To submit a non-interactive job:

bsub -q research-hpc -g my_group -J my_name \
     -M 8000000 -N -u [email protected] \
     -a 'docker(registry.gsc.wustl.edu/genome/genome_perl_environment)' \
     -oo /gscmnt/gc2802/halllab/your-username/log_path/error_or_record.log \
     -R 'select[mem>8000 && gtmp>2] rusage[mem=8000, gtmp=2]' \
     /usr/bin/myprogram

For details on the meaning of these options, see https://confluence.ris.wustl.edu/display/ITKB/How+to+submit+LSF+jobs. This page does not include the -a option for specifying a Docker container, but this option is required for the job to run on the MGI cluster. Note that you must be on WUSM-secure or the VPN to view this page.

Useful Docker images:

A collection of useful Docker images can be found in this repository: https://github.com/hall-lab/docker-toolbox. Note that you will need to be added to the Hall lab GitHub group to be able to view this repository.

Job groups

In order to make sure everyone can run jobs on the cluster, if launching a large number of jobs, you should limit the number of jobs running at once by using a job group. For more information on using job groups, see: https://confluence.ris.wustl.edu/pages/viewpage.action?pageId=27592450. Note that you must be on WUSM-secure or the VPN to view this page.
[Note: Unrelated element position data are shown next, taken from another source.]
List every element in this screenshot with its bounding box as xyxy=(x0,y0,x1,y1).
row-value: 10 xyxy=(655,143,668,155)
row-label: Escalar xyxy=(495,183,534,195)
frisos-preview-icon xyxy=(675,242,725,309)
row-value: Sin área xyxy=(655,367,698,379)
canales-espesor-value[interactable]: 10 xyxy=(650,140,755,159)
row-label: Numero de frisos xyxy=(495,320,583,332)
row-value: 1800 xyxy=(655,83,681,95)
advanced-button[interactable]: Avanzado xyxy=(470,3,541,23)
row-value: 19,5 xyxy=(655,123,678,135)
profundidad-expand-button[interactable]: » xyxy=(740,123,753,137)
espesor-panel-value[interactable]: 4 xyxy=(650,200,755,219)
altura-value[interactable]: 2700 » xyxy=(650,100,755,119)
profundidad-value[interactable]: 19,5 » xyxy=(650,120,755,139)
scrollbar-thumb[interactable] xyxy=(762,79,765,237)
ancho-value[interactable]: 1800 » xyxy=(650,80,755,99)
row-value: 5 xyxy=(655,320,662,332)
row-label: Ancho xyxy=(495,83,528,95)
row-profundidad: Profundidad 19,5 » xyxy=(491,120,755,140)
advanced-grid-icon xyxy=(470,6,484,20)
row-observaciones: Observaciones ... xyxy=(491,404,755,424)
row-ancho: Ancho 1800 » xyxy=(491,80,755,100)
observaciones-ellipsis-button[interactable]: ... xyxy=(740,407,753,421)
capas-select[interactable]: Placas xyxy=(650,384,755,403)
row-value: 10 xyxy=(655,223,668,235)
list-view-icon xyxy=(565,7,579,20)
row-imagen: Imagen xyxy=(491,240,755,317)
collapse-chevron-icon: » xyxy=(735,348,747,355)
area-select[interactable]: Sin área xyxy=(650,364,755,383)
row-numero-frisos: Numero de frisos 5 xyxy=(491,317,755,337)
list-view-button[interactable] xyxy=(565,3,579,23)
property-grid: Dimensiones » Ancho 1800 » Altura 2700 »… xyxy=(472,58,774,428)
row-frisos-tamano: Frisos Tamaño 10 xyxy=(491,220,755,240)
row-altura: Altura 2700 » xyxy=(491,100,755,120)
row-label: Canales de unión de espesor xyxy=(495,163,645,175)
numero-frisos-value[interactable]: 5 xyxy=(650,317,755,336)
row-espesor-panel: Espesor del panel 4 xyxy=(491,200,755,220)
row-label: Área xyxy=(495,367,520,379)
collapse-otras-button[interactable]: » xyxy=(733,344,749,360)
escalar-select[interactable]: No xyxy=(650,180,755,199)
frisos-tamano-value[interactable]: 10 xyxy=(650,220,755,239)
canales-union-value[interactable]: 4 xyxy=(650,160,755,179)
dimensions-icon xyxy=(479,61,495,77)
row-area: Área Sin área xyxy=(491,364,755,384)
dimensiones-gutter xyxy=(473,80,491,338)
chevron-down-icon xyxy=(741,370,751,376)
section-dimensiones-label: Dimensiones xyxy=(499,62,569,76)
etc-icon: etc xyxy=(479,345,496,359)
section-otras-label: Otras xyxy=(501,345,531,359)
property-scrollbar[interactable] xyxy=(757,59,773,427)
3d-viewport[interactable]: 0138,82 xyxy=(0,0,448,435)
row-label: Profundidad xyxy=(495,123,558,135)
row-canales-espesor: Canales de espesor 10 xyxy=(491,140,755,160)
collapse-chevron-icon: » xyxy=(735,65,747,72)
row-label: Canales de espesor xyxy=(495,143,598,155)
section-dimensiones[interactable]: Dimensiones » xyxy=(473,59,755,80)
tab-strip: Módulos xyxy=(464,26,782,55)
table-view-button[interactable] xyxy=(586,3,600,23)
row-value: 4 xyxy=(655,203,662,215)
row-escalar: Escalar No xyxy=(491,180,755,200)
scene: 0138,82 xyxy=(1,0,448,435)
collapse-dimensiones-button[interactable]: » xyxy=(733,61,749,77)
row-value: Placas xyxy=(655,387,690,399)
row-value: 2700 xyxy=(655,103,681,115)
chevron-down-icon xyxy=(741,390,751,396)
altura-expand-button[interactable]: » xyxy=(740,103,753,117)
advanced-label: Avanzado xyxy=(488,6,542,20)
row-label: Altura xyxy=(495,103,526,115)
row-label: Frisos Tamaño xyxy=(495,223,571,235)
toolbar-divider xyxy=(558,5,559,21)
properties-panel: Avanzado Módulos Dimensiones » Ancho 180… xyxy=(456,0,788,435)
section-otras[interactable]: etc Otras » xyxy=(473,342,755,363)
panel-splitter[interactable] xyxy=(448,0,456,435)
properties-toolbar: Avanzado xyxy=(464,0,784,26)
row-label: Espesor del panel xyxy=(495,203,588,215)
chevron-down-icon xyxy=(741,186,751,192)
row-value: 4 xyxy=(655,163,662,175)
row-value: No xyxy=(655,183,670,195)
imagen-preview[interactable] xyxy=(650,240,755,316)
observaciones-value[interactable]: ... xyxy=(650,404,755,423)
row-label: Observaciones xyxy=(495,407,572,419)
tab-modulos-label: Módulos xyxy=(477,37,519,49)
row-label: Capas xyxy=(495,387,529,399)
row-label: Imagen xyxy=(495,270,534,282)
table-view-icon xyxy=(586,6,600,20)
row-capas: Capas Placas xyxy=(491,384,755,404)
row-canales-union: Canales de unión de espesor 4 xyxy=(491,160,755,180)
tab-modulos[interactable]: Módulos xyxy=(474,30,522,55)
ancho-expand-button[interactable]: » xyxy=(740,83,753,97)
Transferring files between the cluster and your local machine

To transfer files from your local machine to the cluster, type the following on your local machine:

rsync -avP /local/path/to/myfile [email protected]:/gscmnt/path/to/destination

To transfer files from the cluster to your local machine, type the following on your local machine:

rsync -avP [email protected]:/gscmnt/path/to/myfile /local/path/to/destination

Basic cluster etiquette

A few things to keep in mind when working on the cluster:

  • Do all of your work in your own directory
  • Do not modify files in shared directories or other user's directories
  • Do not launch large numbers of jobs at a time without limiting them with a job group
  • We recommend launching a test job before launching many parallel jobs
  • When launching large numbers of jobs, keep in mind that LSF has a limit to the number of jobs that can pend at once. Rotation students: if you're launching more than 200 jobs or so, talk to a lab member first!
  • If you aren't sure about something, ask!